A declaração acusa o presidente dos Estados Unidos, George W. Bush, de "criminalizar todas as modalidades de luta e resistência popular, sob pretexto de uma falsa noção de segurança". E sublinha, com veemência, as perseguições contra os meios alternativos, populares, comunitários e inclusive alguns empresariais. "A informação não é uma mercadoria. Tal como a saúde e a educação, é um direito fundamental dos povos e deve ser objeto de políticas públicas permanentes", proclama. Os organizadores prevêem a possibilidade de um segundo encontro no mês de junho próximo.

Protesto bem humorado



Crítica a cadeias internacionais, como CNN.


Manifestação de estudantes participantes juntamente com o grupo de teatro.

Não só de palestras e debates viveu o encontro sobre terrorismo midiático (houve em torno de 25 conferências e a participação da platéia – a imensa maioria formada de jornalistas e estudantes de comunicação - foi intensa, com muitas perguntas e propostas). No sábado, dia 29, ocorreu uma passeata para protestar contra os integrantes da SIP, com representação teatral (grupo Teatro de Rua, com a peça Liberdade de Pressão) em frente ao Hotel Caracas Palace, onde estavam reunidos os donos e editores de jornais, a uns 200 metros do Celarg, na avenida Francisco de Miranda (Altamira, município Chacao, Caracas).

Foi uma manifestação bem humorada, que terminou com discursos contra os órgãos privados de comunicação e em defesa do governo de Chávez, da revolução bolivariana e do socialismo.

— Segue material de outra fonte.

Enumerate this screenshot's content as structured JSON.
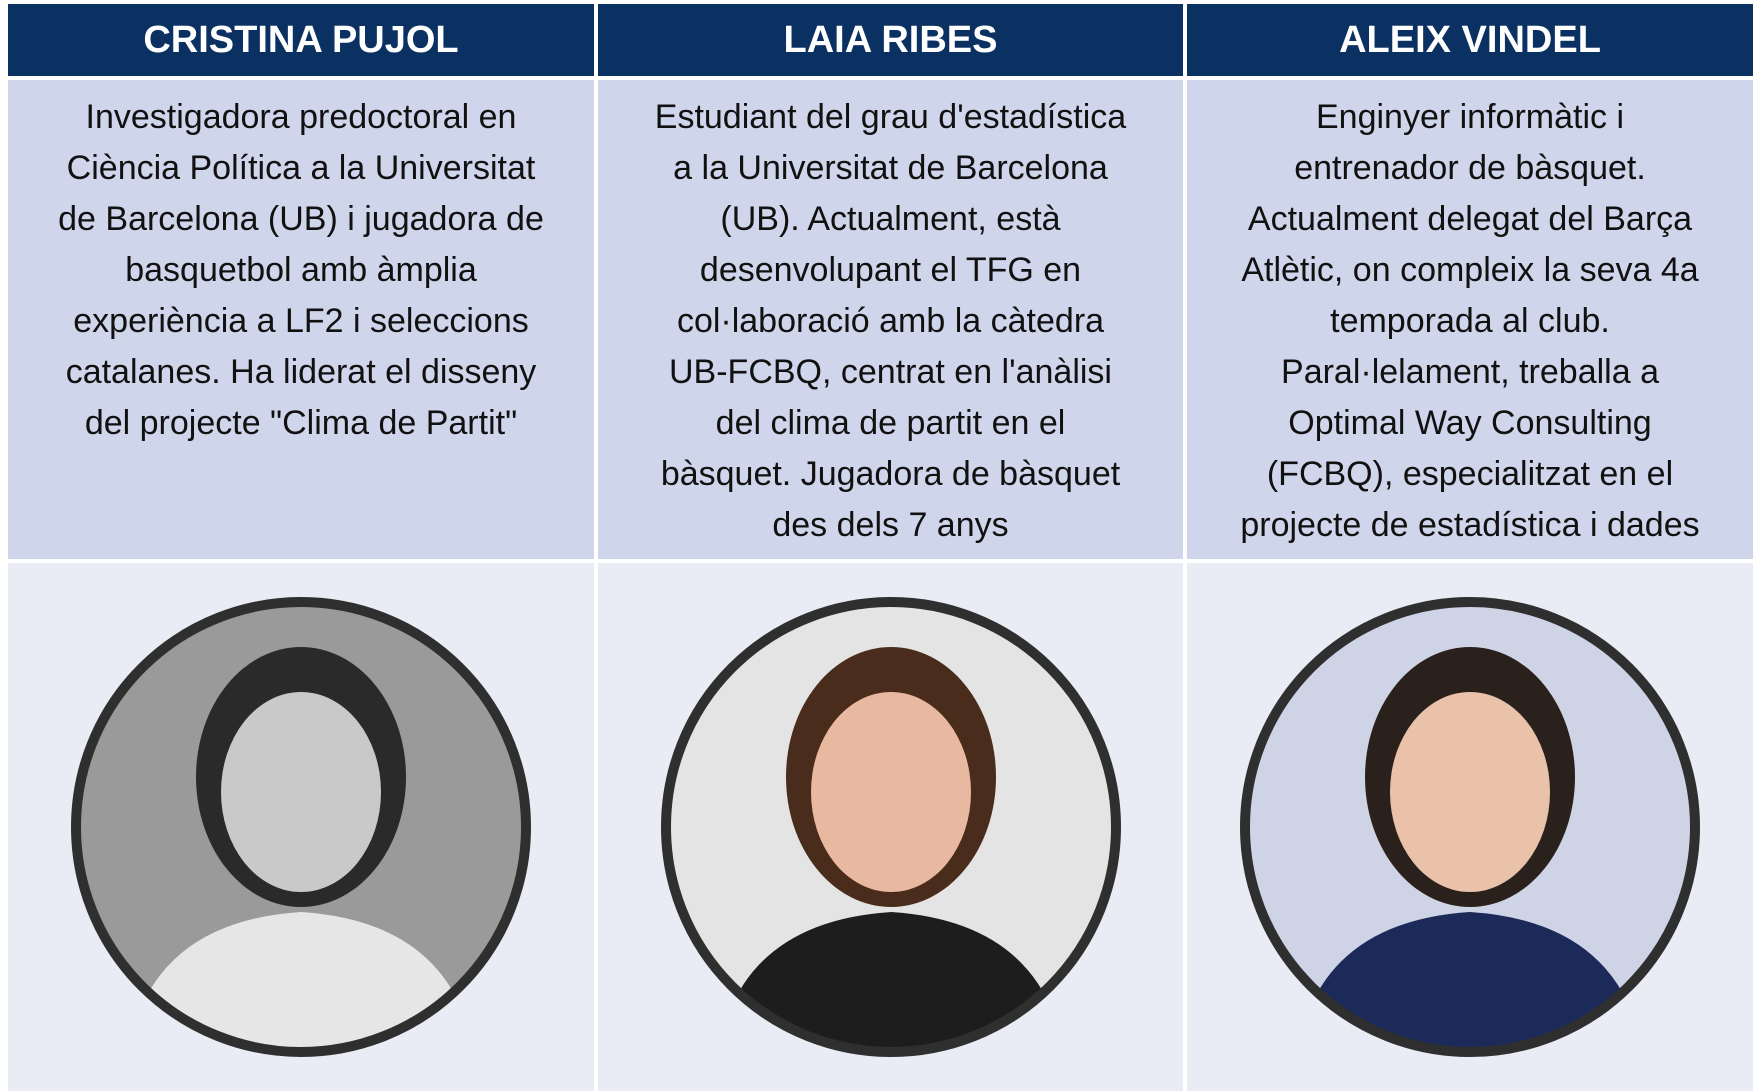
{
  "people": [
    {
      "name": "CRISTINA PUJOL",
      "description_lines": [
        "Investigadora predoctoral en",
        "Ciència Política a la Universitat",
        "de Barcelona (UB) i jugadora de",
        "basquetbol amb àmplia",
        "experiència a LF2 i seleccions",
        "catalanes. Ha liderat el disseny",
        "del projecte \"Clima de Partit\""
      ]
    },
    {
      "name": "LAIA RIBES",
      "description_lines": [
        "Estudiant del grau d'estadística",
        "a la Universitat de Barcelona",
        "(UB). Actualment, està",
        "desenvolupant el TFG en",
        "col·laboració amb la càtedra",
        "UB-FCBQ, centrat en l'anàlisi",
        "del clima de partit en el",
        "bàsquet. Jugadora de bàsquet",
        "des dels 7 anys"
      ]
    },
    {
      "name": "ALEIX VINDEL",
      "description_lines": [
        "Enginyer informàtic i",
        "entrenador de bàsquet.",
        "Actualment delegat del Barça",
        "Atlètic, on compleix la seva 4a",
        "temporada al club.",
        "Paral·lelament, treballa a",
        "Optimal Way Consulting",
        "(FCBQ), especialitzat en el",
        "projecte de estadística i dades"
      ]
    }
  ]
}
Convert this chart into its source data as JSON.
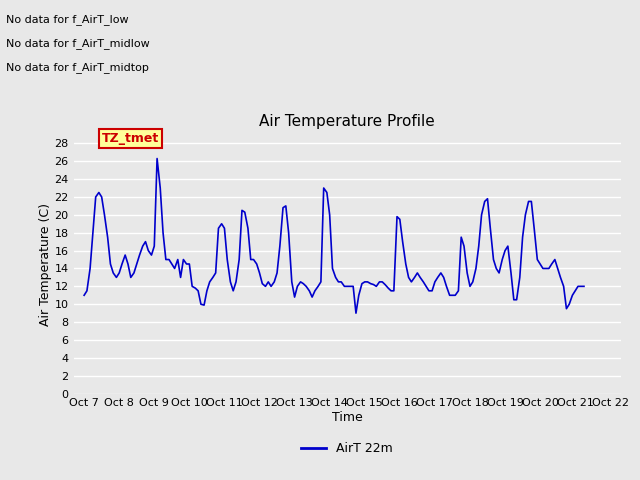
{
  "title": "Air Temperature Profile",
  "xlabel": "Time",
  "ylabel": "Air Temperature (C)",
  "legend_label": "AirT 22m",
  "no_data_texts": [
    "No data for f_AirT_low",
    "No data for f_AirT_midlow",
    "No data for f_AirT_midtop"
  ],
  "tz_label": "TZ_tmet",
  "ylim": [
    0,
    29
  ],
  "yticks": [
    0,
    2,
    4,
    6,
    8,
    10,
    12,
    14,
    16,
    18,
    20,
    22,
    24,
    26,
    28
  ],
  "xtick_labels": [
    "Oct 7",
    "Oct 8",
    "Oct 9",
    "Oct 10",
    "Oct 11",
    "Oct 12",
    "Oct 13",
    "Oct 14",
    "Oct 15",
    "Oct 16",
    "Oct 17",
    "Oct 18",
    "Oct 19",
    "Oct 20",
    "Oct 21",
    "Oct 22"
  ],
  "line_color": "#0000cc",
  "bg_color": "#e8e8e8",
  "plot_bg": "#e8e8e8",
  "grid_color": "#ffffff",
  "x_values": [
    0.0,
    0.08,
    0.17,
    0.25,
    0.33,
    0.42,
    0.5,
    0.58,
    0.67,
    0.75,
    0.83,
    0.92,
    1.0,
    1.08,
    1.17,
    1.25,
    1.33,
    1.42,
    1.5,
    1.58,
    1.67,
    1.75,
    1.83,
    1.92,
    2.0,
    2.08,
    2.17,
    2.25,
    2.33,
    2.42,
    2.5,
    2.58,
    2.67,
    2.75,
    2.83,
    2.92,
    3.0,
    3.08,
    3.17,
    3.25,
    3.33,
    3.42,
    3.5,
    3.58,
    3.67,
    3.75,
    3.83,
    3.92,
    4.0,
    4.08,
    4.17,
    4.25,
    4.33,
    4.42,
    4.5,
    4.58,
    4.67,
    4.75,
    4.83,
    4.92,
    5.0,
    5.08,
    5.17,
    5.25,
    5.33,
    5.42,
    5.5,
    5.58,
    5.67,
    5.75,
    5.83,
    5.92,
    6.0,
    6.08,
    6.17,
    6.25,
    6.33,
    6.42,
    6.5,
    6.58,
    6.67,
    6.75,
    6.83,
    6.92,
    7.0,
    7.08,
    7.17,
    7.25,
    7.33,
    7.42,
    7.5,
    7.58,
    7.67,
    7.75,
    7.83,
    7.92,
    8.0,
    8.08,
    8.17,
    8.25,
    8.33,
    8.42,
    8.5,
    8.58,
    8.67,
    8.75,
    8.83,
    8.92,
    9.0,
    9.08,
    9.17,
    9.25,
    9.33,
    9.42,
    9.5,
    9.58,
    9.67,
    9.75,
    9.83,
    9.92,
    10.0,
    10.08,
    10.17,
    10.25,
    10.33,
    10.42,
    10.5,
    10.58,
    10.67,
    10.75,
    10.83,
    10.92,
    11.0,
    11.08,
    11.17,
    11.25,
    11.33,
    11.42,
    11.5,
    11.58,
    11.67,
    11.75,
    11.83,
    11.92,
    12.0,
    12.08,
    12.17,
    12.25,
    12.33,
    12.42,
    12.5,
    12.58,
    12.67,
    12.75,
    12.83,
    12.92,
    13.0,
    13.08,
    13.17,
    13.25,
    13.33,
    13.42,
    13.5,
    13.58,
    13.67,
    13.75,
    13.83,
    13.92,
    14.0,
    14.08,
    14.17,
    14.25
  ],
  "y_values": [
    11.0,
    11.5,
    14.0,
    18.0,
    22.0,
    22.5,
    22.0,
    20.0,
    17.5,
    14.5,
    13.5,
    13.0,
    13.5,
    14.5,
    15.5,
    14.5,
    13.0,
    13.5,
    14.5,
    15.5,
    16.5,
    17.0,
    16.0,
    15.5,
    16.5,
    26.3,
    23.0,
    18.0,
    15.0,
    15.0,
    14.5,
    14.0,
    15.0,
    13.0,
    15.0,
    14.5,
    14.5,
    12.0,
    11.8,
    11.5,
    10.0,
    9.9,
    11.5,
    12.5,
    13.0,
    13.5,
    18.5,
    19.0,
    18.5,
    15.0,
    12.5,
    11.5,
    12.5,
    15.0,
    20.5,
    20.3,
    18.5,
    15.0,
    15.0,
    14.5,
    13.5,
    12.3,
    12.0,
    12.5,
    12.0,
    12.5,
    13.5,
    16.5,
    20.8,
    21.0,
    18.0,
    12.5,
    10.8,
    12.0,
    12.5,
    12.3,
    12.0,
    11.5,
    10.8,
    11.5,
    12.0,
    12.5,
    23.0,
    22.5,
    20.0,
    14.0,
    13.0,
    12.5,
    12.5,
    12.0,
    12.0,
    12.0,
    12.0,
    9.0,
    11.0,
    12.3,
    12.5,
    12.5,
    12.3,
    12.2,
    12.0,
    12.5,
    12.5,
    12.2,
    11.8,
    11.5,
    11.5,
    19.8,
    19.5,
    17.0,
    14.5,
    13.0,
    12.5,
    13.0,
    13.5,
    13.0,
    12.5,
    12.0,
    11.5,
    11.5,
    12.5,
    13.0,
    13.5,
    13.0,
    12.0,
    11.0,
    11.0,
    11.0,
    11.5,
    17.5,
    16.5,
    13.5,
    12.0,
    12.5,
    14.0,
    16.5,
    20.0,
    21.5,
    21.8,
    18.5,
    15.0,
    14.0,
    13.5,
    15.0,
    16.0,
    16.5,
    13.5,
    10.5,
    10.5,
    13.0,
    17.5,
    20.0,
    21.5,
    21.5,
    18.5,
    15.0,
    14.5,
    14.0,
    14.0,
    14.0,
    14.5,
    15.0,
    14.0,
    13.0,
    12.0,
    9.5,
    10.0,
    11.0,
    11.5,
    12.0,
    12.0,
    12.0
  ]
}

Faixas e cartazes fustigavam TV's como a Globovisión (venezuelana) e a CNN (estadounidense), bem como jornais, a exemplo: "El Mercurio (Chile), Prêmio Pinochet de Liberdade de Expressão; El Nuevo Herald (Miame/EUA), Prêmio à Ignorância Jornalística; El Universal (Venezuela), Prêmio ao Perfeito Anexionista Latino-americano".

Definições exemplares


Do jornalista venezuelano Freddy Fernández, diretor da Agência Bolivariana de Notícias:
A partir da doutrina Bush: “Terrorismo é tudo que vai contra os interesses dos Estados Unidos” (desqualificação cunhada pelos serviços de inteligência, CIA. Antes, a palavra mágica era comunismo).Terrorismo midiático é o assassinato do jornalismo e adoção da propaganda e da invenção e manipulação da notícia”.



A voz dos patrões e do “mercado”


Os membros da SIP, como se esperava, condenaram a política de comunicação do governo Hugo Chávez, apontando a existência de ameaças contra a liberdade de expressão, apesar do bombardeio diário de jornais e emissoras de rádio e TV contra as ações governamentais. Nas conclusões de sua assembléia, denunciaram o aumento das pressões sobre a imprensa independente por parte de vários governos do continente, bem como a pressão de juízes nos Estados Unidos no sentido de que sejam reveladas as fontes e o assassinato de jornalistas no México.


O presidente da Comissão de Liberdade de Imprensa e Informação da SIP, Gonzalo Marroquín, indicou que também em Nicarágua, Honduras, Colômbia, Equador e Argentina há situações complicadas, “mas a mais preocupante é a da Venezuela, devido à perseguição judicial, as ameaças verbais e a tendência clássica dos governantes de premiar ou castigar segundo a linha editorial”.